I wish I could be so sure. Labour’s totalitarianism was the force that created the Liberty Central blog, not to mention the rest of the pro-Liberty bloggers, pundits and writers. Labour’s power-grab caused a reaction, of which I know I’m a part. We organised and protested on the Internet and in the newspapers and at fancy speaking dinners, doing everything we could to influence the opinions of policy makers and regular voters.
And hey, in many ways it worked. Good for us. Rare common ground between the grassroots of the left, right and liberal leading to a good result. But what about the next front in the battle for liberty? It’s not enough for people to be politically and personally free. They have to be economically free, too. If you control a person’s money you control the person. The true power of our State lies here, and there’s no sign of The Coalition being willing to give that up.
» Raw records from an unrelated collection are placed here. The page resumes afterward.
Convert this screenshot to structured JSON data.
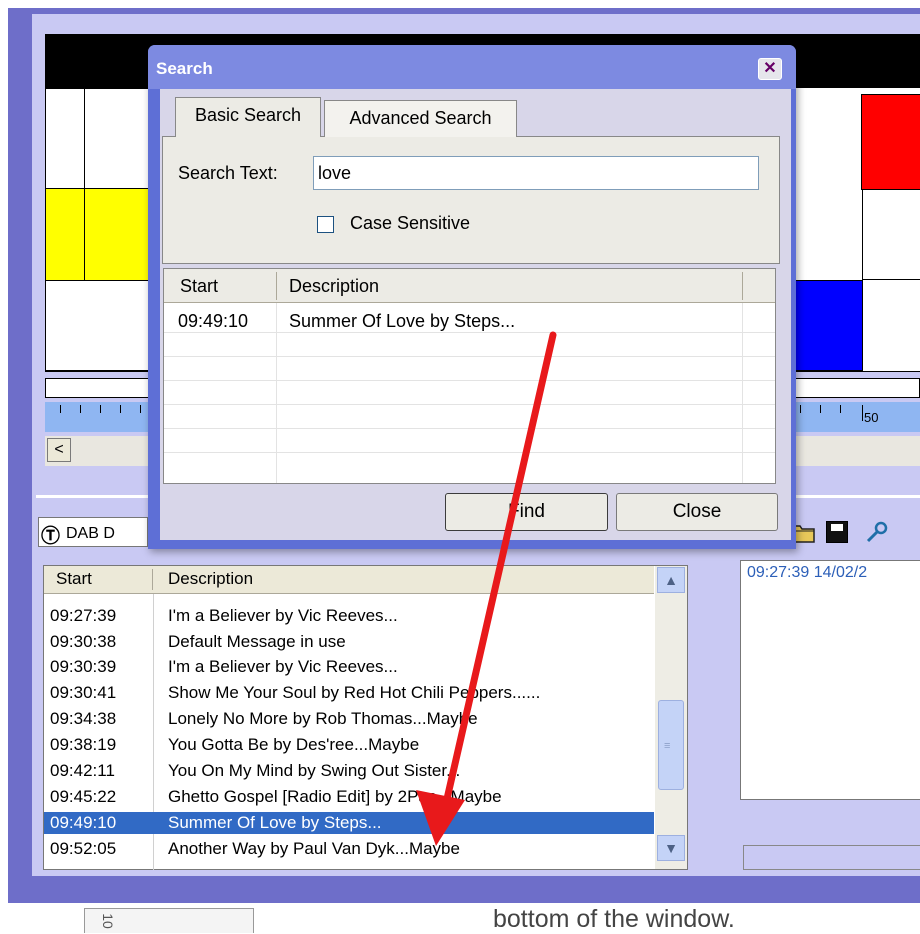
{
  "dialog": {
    "title": "Search",
    "close_glyph": "✕",
    "tabs": [
      {
        "label": "Basic Search",
        "active": true
      },
      {
        "label": "Advanced Search",
        "active": false
      }
    ],
    "search_label": "Search Text:",
    "search_value": "love",
    "case_sensitive_label": "Case Sensitive",
    "case_sensitive_checked": false,
    "results": {
      "columns": [
        "Start",
        "Description"
      ],
      "rows": [
        {
          "start": "09:49:10",
          "description": "Summer Of Love by Steps..."
        }
      ]
    },
    "find_label": "Find",
    "close_label": "Close"
  },
  "timeline": {
    "ruler_label": "50",
    "scroll_left_glyph": "<",
    "colors": {
      "yellow": "#ffff00",
      "red": "#ff0000",
      "blue": "#0000ff"
    }
  },
  "dab": {
    "logo_glyph": "Ⓣ",
    "label": "DAB D"
  },
  "toolbar": {
    "icons": [
      "folder-icon",
      "save-icon",
      "search-key-icon"
    ]
  },
  "event_list": {
    "columns": [
      "Start",
      "Description"
    ],
    "rows": [
      {
        "start": "09:27:39",
        "description": "I'm a Believer by Vic Reeves..."
      },
      {
        "start": "09:30:38",
        "description": "Default Message in use"
      },
      {
        "start": "09:30:39",
        "description": "I'm a Believer by Vic Reeves..."
      },
      {
        "start": "09:30:41",
        "description": "Show Me Your Soul by Red Hot Chili Peppers......"
      },
      {
        "start": "09:34:38",
        "description": "Lonely No More by Rob Thomas...Maybe"
      },
      {
        "start": "09:38:19",
        "description": "You Gotta Be by Des'ree...Maybe"
      },
      {
        "start": "09:42:11",
        "description": "You On My Mind by Swing Out Sister..."
      },
      {
        "start": "09:45:22",
        "description": "Ghetto Gospel [Radio Edit] by 2Pac...Maybe"
      },
      {
        "start": "09:49:10",
        "description": "Summer Of Love by Steps...",
        "selected": true
      },
      {
        "start": "09:52:05",
        "description": "Another Way by Paul Van Dyk...Maybe"
      }
    ],
    "scroll_up_glyph": "▲",
    "scroll_down_glyph": "▼",
    "grip_glyph": "≡"
  },
  "right_panel": {
    "text": "09:27:39 14/02/2"
  },
  "document": {
    "caption": "bottom of the window.",
    "tab_number": "10"
  },
  "annotation": {
    "arrow_color": "#e8191b"
  }
}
Nope, the battle for real liberty has barely started. Our victory, if you can call it that, is that the very worst abuses of personal freedom by the last Government are going to be checked and rolled back. But the Digital Economy Act is staying on the statute books, we have no idea what’s going to be in the Freedom Bill… and there’s more than just a few weasel words and exceptions in what we’ve seen already that may blunt the knife The Coalition is using. We may, still, be disappointed.
Going further, the new front as far as Civil Liberties are concerned may turn out to be adapting to threats to our privacy not just from the State, but from abusive private sector organisations and web applications like Facebook. Facebook needs bringing down, I’ve no doubt about that. Not by the Government, but in the same way that MySpace and all the other old social networking sites fell – people just need somewhere better to go. The “punditariat” have a long way to go in educating and persuading that having photographs and personal details available for anyone to access on the internet is harmful, that such lack of privacy changes how people behave and removes an individual’s freedom from conformity. Facebook’s made it extremely difficult to secure your private data, and it’s alarming that people haven’t reacted more strongly to this.
Time to redouble efforts, not simply fade away regarding the job as done.